高齢者の窓口負担割合のあり方に関しては、政府の経済対策が医療費窓口負担の応能負担の実現について25年度中に骨子をまとめ、26年度中に具体的制度設計をするとしていることを踏まえ、「政党間の議論の状況を注視しつつ、引き続き検討すべきである」と記載した。医療保険における金融所得の勘案については、応能負担の実現に向けた第一歩として、後期高齢者医療制度の保険料や窓口負担区分等の決定に金融所得を反映させることを提言した。

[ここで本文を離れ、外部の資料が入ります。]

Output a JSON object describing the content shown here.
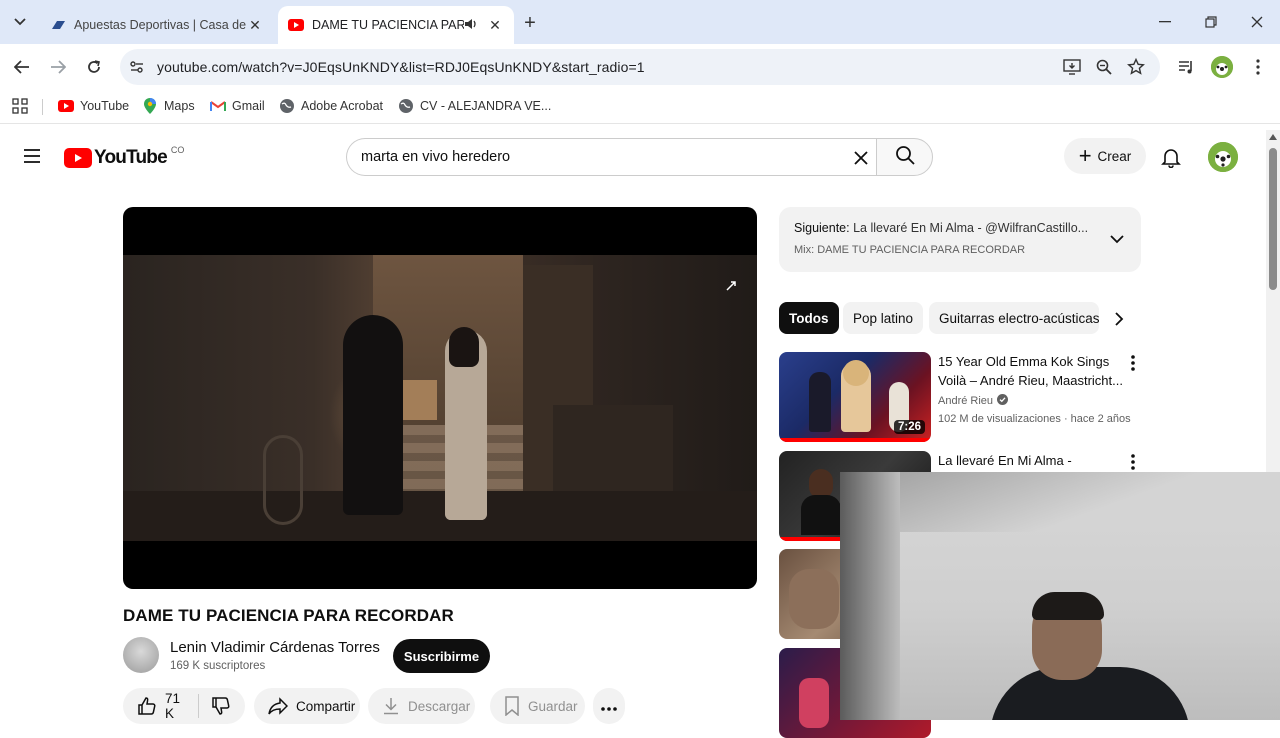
{
  "browser": {
    "tabs": [
      {
        "title": "Apuestas Deportivas | Casa de Apuestas",
        "active": false
      },
      {
        "title": "DAME TU PACIENCIA PARA RECORDAR",
        "active": true,
        "audio": true
      }
    ],
    "url": "youtube.com/watch?v=J0EqsUnKNDY&list=RDJ0EqsUnKNDY&start_radio=1",
    "bookmarks": [
      "YouTube",
      "Maps",
      "Gmail",
      "Adobe Acrobat",
      "CV - ALEJANDRA VE..."
    ]
  },
  "youtube": {
    "logo_text": "YouTube",
    "country_code": "CO",
    "search_query": "marta en vivo heredero",
    "create_label": "Crear"
  },
  "video": {
    "title": "DAME TU PACIENCIA PARA RECORDAR",
    "channel": "Lenin Vladimir Cárdenas Torres",
    "subscribers": "169 K suscriptores",
    "subscribe_label": "Suscribirme",
    "likes": "71 K",
    "share_label": "Compartir",
    "download_label": "Descargar",
    "save_label": "Guardar"
  },
  "playlist": {
    "next_label": "Siguiente:",
    "next_title": "La llevaré En Mi Alma - @WilfranCastillo...",
    "mix_label": "Mix: DAME TU PACIENCIA PARA RECORDAR"
  },
  "chips": [
    "Todos",
    "Pop latino",
    "Guitarras electro-acústicas"
  ],
  "recommendations": [
    {
      "title": "15 Year Old Emma Kok Sings Voilà – André Rieu, Maastricht...",
      "channel": "André Rieu",
      "verified": true,
      "meta": "102 M de visualizaciones · hace 2 años",
      "duration": "7:26"
    },
    {
      "title": "La llevaré En Mi Alma -",
      "channel": "",
      "meta": "",
      "duration": ""
    }
  ],
  "colors": {
    "yt_red": "#ff0000",
    "chrome_tabstrip": "#dfe8f8",
    "chip_bg": "#f2f2f2"
  }
}
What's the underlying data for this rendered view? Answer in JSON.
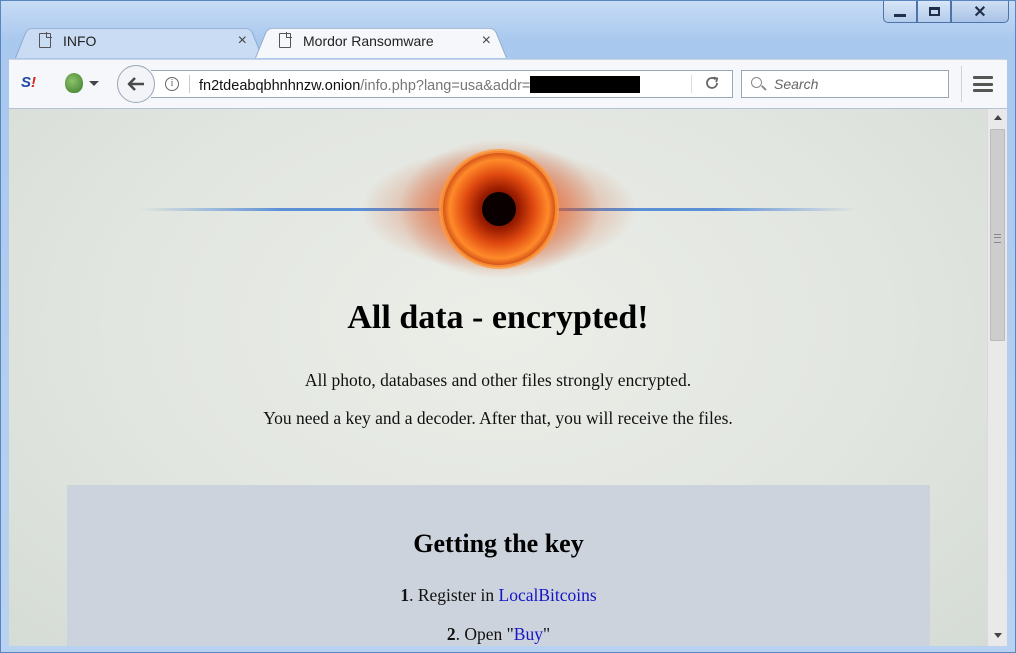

OTC類似薬の薬剤自己負担では、薬剤費の一部について患者に追加負担を求める仕組みを保険外併用療養費制度の中に創設することを提言。長期収載品の選定療養では追加負担の水準を後発医薬品との価格差の1/2相当以上に引き上げることを求めた。なお、26年度予算案の編成過程でOTC類似薬における追加負担の水準は薬剤費の1/4に設定、長期収載品の選定療養における追加負担の水準は後発医薬品との価格差の1/2に引き上げることが決定している。
先行バイオ医薬品を長期収載品と同様に選定療養の対象とすることについては継続検討課題とし、26年度診療報酬改定に向けてバイオ医薬品の一般名処方のルール整備や、医療機関におけるバイオ後続品の備蓄等の体制評価に関する議論が進むことに期待を示した。